3º Há muito que não é possível ensinar nas escolas portuguesas, já que estas são locais onde a indisciplina reina, por vontade expressa do ministério, e onde o facilitismo é a regra, também por vontades expressas do ministério. Basta ler a legislação. Um aluno que seja suspenso por indisciplina vê essas faltas serem-lhe justificadas. Um aluno que falte meio ano pode passar porque está dentro da "escolaridade obrigatória". Um aluno com sete ou mais negativas pode e deve passar, a não ser que o conselho de turma demonstre que o seu atraso é tão elevado que ele não conseguirá atingir as competências essenciais de fim de ciclo, uma capacidade de futurologia que ninguém possui. A desmotivação dos alunos é culpa dos professores, o que é estranho quando há alunos motivados pelos mesmos professores. Cada aluno é um caso particular e deve beneficiar de ensino individualizado, fácil de fazer com 30 alunos numa sala, 90 minutos por semana.
4º Não é possível ensinar alunos que não têm noções de disciplina e para quem o trabalho não tem qualquer mérito. Quando ouço na tv a ministra, as associações de pais e os "cientistas" da educação a dizerem que pensam proibir os trabalhos de casa, pergunto como é que se aprende matemática sem praticar em casa? Ou inglês, ou latim, ou grego, ou português? E para quê fazer um esforço para ter boas notas se mesmo tendo más notas a maioria acaba por passar porque a legislação assim o permite? (recordo que as passagens do 1º ano para o 2º são automáticas, mesmo que a criança não saiba ler nem escrever).

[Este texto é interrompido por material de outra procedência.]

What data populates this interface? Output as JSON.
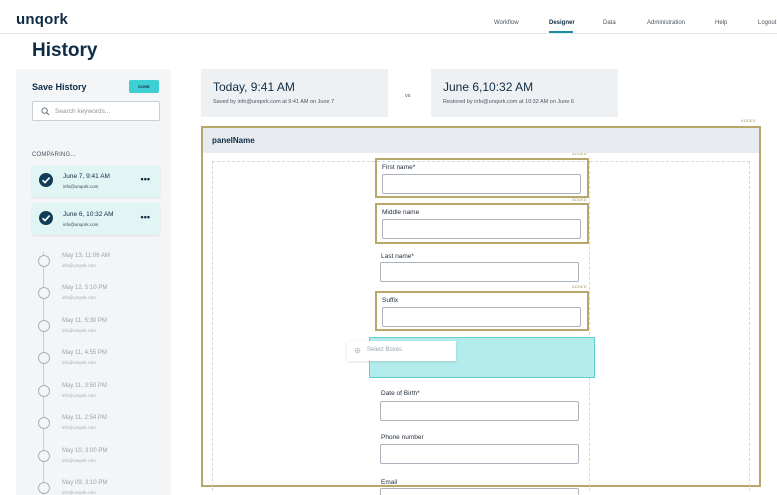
{
  "app": {
    "logo": "unqork"
  },
  "nav": {
    "items": [
      {
        "label": "Workflow",
        "active": false
      },
      {
        "label": "Designer",
        "active": true
      },
      {
        "label": "Data",
        "active": false
      },
      {
        "label": "Administration",
        "active": false
      },
      {
        "label": "Help",
        "active": false
      },
      {
        "label": "Logout",
        "active": false
      }
    ]
  },
  "page": {
    "title": "History"
  },
  "sidebar": {
    "title": "Save History",
    "done_label": "DONE",
    "search_placeholder": "Search keywords...",
    "comparing_label": "COMPARING...",
    "comparing": [
      {
        "date": "June 7, 9:41 AM",
        "email": "info@unqork.com"
      },
      {
        "date": "June 6, 10:32 AM",
        "email": "info@unqork.com"
      }
    ],
    "history": [
      {
        "date": "May 13, 11:06 AM",
        "email": "info@unqork.com"
      },
      {
        "date": "May 12, 5:10 PM",
        "email": "info@unqork.com"
      },
      {
        "date": "May 11, 5:30 PM",
        "email": "info@unqork.com"
      },
      {
        "date": "May 11, 4:55 PM",
        "email": "info@unqork.com"
      },
      {
        "date": "May 11, 3:50 PM",
        "email": "info@unqork.com"
      },
      {
        "date": "May 11, 2:54 PM",
        "email": "info@unqork.com"
      },
      {
        "date": "May 10, 3:00 PM",
        "email": "info@unqork.com"
      },
      {
        "date": "May 09, 3:10 PM",
        "email": "info@unqork.com"
      }
    ]
  },
  "versions": {
    "left": {
      "title": "Today, 9:41 AM",
      "subtitle": "Saved by info@unqork.com at 9:41 AM on June 7"
    },
    "vs": "vs",
    "right": {
      "title": "June 6,10:32 AM",
      "subtitle": "Restored by info@unqork.com at 10:32 AM on June 6"
    }
  },
  "panel": {
    "added_label": "ADDED",
    "name": "panelName",
    "select_boxes_label": "Select Boxes",
    "fields": [
      {
        "label": "First name*",
        "added": true
      },
      {
        "label": "Middle name",
        "added": true
      },
      {
        "label": "Last name*",
        "added": false
      },
      {
        "label": "Suffix",
        "added": true
      },
      {
        "label": "Date of Birth*",
        "added": false
      },
      {
        "label": "Phone number",
        "added": false
      },
      {
        "label": "Email",
        "added": false
      }
    ]
  },
  "colors": {
    "brand": "#0f2c44",
    "accent": "#3fd0d6",
    "added_border": "#b7a86a",
    "check": "#0f3d57"
  }
}
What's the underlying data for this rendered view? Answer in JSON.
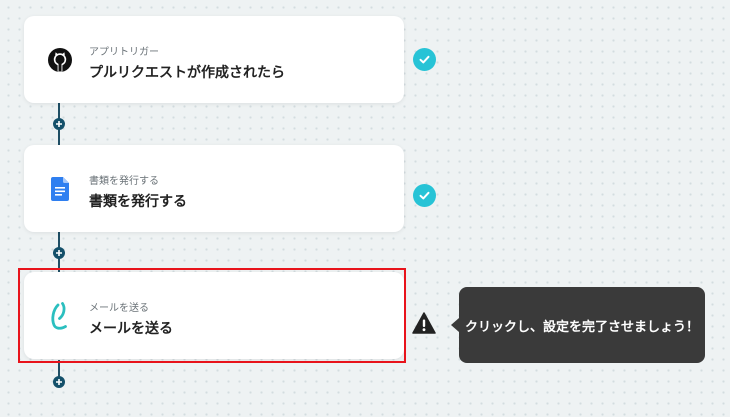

5º Como é que querem ensinar matemática a alunos do 5º ao 12º ano, se os quatro anos anteriores, onde começa a sua aprendizagem, são um caos completo? Com esta ânsia de fechar escolas e colocar os alunos todos juntos para "socializarem" e terem um computador na sala, fazem-se turmas que misturam alunos do 1º com os do 2º e até do 3º e 4º ano. Não percebo como é que se pode ensinar assim. Nem em Moçambique, e era um país de terceiro mundo, eu tive na turma alunos de outros anos.
6º Não se pode ensinar quem não quer ser ensinado. E também não se pode ensinar matemática a quem não tem apetência para números. Tenho um amigo que não aprende inglês por muito que tente. Há algo nele, segundo o próprio, que o impede de aprender inglês. As letras irritam-no. É um homem de números. A mim irritam-me os números. Até tive 5 a matemática quando achava piada à coisa. Quando aquilo me parecia útil. Tive uma excelente professora primária (cá em Portugal, evidentemente). Quando cheguei ao 7º ano, perdeu a piada. A prof também não me agradava. Por isso deixei de ligar às aulas e desci para 2. No 8º ano voltei a achar alguma piada e voltei à positiva. No 9º já sabia que não queria saber da matemática para nada. Acabei o ano com positiva, mas tratei de esquecer a maior parte das coisas que me ensinaram. A culpa não foi dos professores que tive, porque alguns dos meus colegas continuaram a ter 5 todos os períodos. Foi minha porque não queria aprender uma coisa que não tinha significado para mim. E quando descobri a Filosofia, adorei. E acho a filosofia mais importante do que a matemática. É a minha opinião. Uma vez, um génio da informática riu-se de um colega que seguiu filosofia: "acho piada a estes cursos que só servem para ensinar outras pessoas a saberem aquilo". Como quem diz, é um curso inútil. É a visão dele. Errada. Mas tal como ele olha assim, muitos alunos olham para a matemática como algo inútil e incómodo, dá trabalho, obriga a pensar e não é divertido. Pensam assim em parte porque são assim, em parte porque os deixaram ser assim.